I realized this last night at a New Year’s party. The media (specifically, movies) have created this construct of what it means for cool 30 year old’s to hang out and bond (beer, reciprocal altruism). Teens emulate these social mores. A friend told me yesterday, with seriousness, "Come on, we’re just being adults right now."
As Goffman articulates in the Presentation of Self in Everyday Life, we all wear "masks" all the way down (there’s no "true" self beneath the bullshit). What masks we wear – that is, what behavior we project – depends on the social situation.
Thus, when a social situation is created so its participants can bond, everyone must wear the mask conducive to such a goal. With such a collective effort (with everyone scrambling to find the right mask as defined by what we see our media darlings wear) I find it often breaks down.
Instead, I find the moments of true kinship/happiness/joy/insight come at times when we least expect it.
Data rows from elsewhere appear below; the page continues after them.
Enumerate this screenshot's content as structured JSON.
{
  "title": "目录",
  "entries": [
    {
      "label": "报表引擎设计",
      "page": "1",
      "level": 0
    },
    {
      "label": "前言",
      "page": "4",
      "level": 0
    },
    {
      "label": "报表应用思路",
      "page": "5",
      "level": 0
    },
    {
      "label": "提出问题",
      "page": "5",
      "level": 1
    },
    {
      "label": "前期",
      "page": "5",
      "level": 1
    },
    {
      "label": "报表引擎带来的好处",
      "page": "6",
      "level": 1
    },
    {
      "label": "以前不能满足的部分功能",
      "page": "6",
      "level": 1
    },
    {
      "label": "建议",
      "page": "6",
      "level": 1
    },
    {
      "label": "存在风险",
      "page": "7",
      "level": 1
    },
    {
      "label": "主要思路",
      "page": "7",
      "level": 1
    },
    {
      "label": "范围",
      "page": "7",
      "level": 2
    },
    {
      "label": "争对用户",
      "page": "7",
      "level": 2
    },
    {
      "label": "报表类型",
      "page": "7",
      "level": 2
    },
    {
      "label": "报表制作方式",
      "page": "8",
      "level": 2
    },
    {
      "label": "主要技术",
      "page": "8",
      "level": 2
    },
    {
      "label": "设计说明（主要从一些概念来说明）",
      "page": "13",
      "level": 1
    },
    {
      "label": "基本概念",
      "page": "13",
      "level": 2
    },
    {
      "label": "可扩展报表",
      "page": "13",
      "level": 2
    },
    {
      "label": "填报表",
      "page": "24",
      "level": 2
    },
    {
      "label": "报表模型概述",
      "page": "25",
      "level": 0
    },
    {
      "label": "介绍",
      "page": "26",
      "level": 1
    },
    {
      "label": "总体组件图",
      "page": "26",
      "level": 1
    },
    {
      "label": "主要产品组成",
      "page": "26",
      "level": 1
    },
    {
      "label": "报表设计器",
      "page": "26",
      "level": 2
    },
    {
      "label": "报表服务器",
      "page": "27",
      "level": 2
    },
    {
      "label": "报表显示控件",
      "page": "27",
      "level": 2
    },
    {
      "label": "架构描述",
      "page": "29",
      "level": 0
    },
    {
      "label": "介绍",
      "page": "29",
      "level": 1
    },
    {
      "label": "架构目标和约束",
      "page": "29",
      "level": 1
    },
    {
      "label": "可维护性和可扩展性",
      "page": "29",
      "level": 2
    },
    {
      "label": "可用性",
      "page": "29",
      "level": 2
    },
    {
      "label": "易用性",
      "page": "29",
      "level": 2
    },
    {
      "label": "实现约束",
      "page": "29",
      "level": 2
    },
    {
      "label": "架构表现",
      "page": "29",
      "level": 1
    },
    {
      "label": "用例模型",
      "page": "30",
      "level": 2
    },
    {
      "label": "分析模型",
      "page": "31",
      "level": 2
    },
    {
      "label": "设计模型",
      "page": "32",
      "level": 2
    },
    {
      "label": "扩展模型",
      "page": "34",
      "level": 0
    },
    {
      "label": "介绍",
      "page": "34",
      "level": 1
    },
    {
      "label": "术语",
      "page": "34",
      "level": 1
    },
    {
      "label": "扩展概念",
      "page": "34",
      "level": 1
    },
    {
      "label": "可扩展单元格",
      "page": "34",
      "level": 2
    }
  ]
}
When it’s unplanned, unorganized. The knot has tightened on my closest relationships not at the official birthday party, not during the holidays, or any other organized time.
It tightens at that expected moment, when life is most beautiful.
1 comment on “True Kinship Doesn't Happen During the Carefully Manicured Moments of Social Bonding”
But there are certain circumstances that are likely to help. When emotional barriers are down, bonding is more likely. For some people, this involves alcohol. For others, sleep deprivation. For others, physical exhaustion.
There’s a reason that members of the opposite sex appear more attractive when you’re in danger.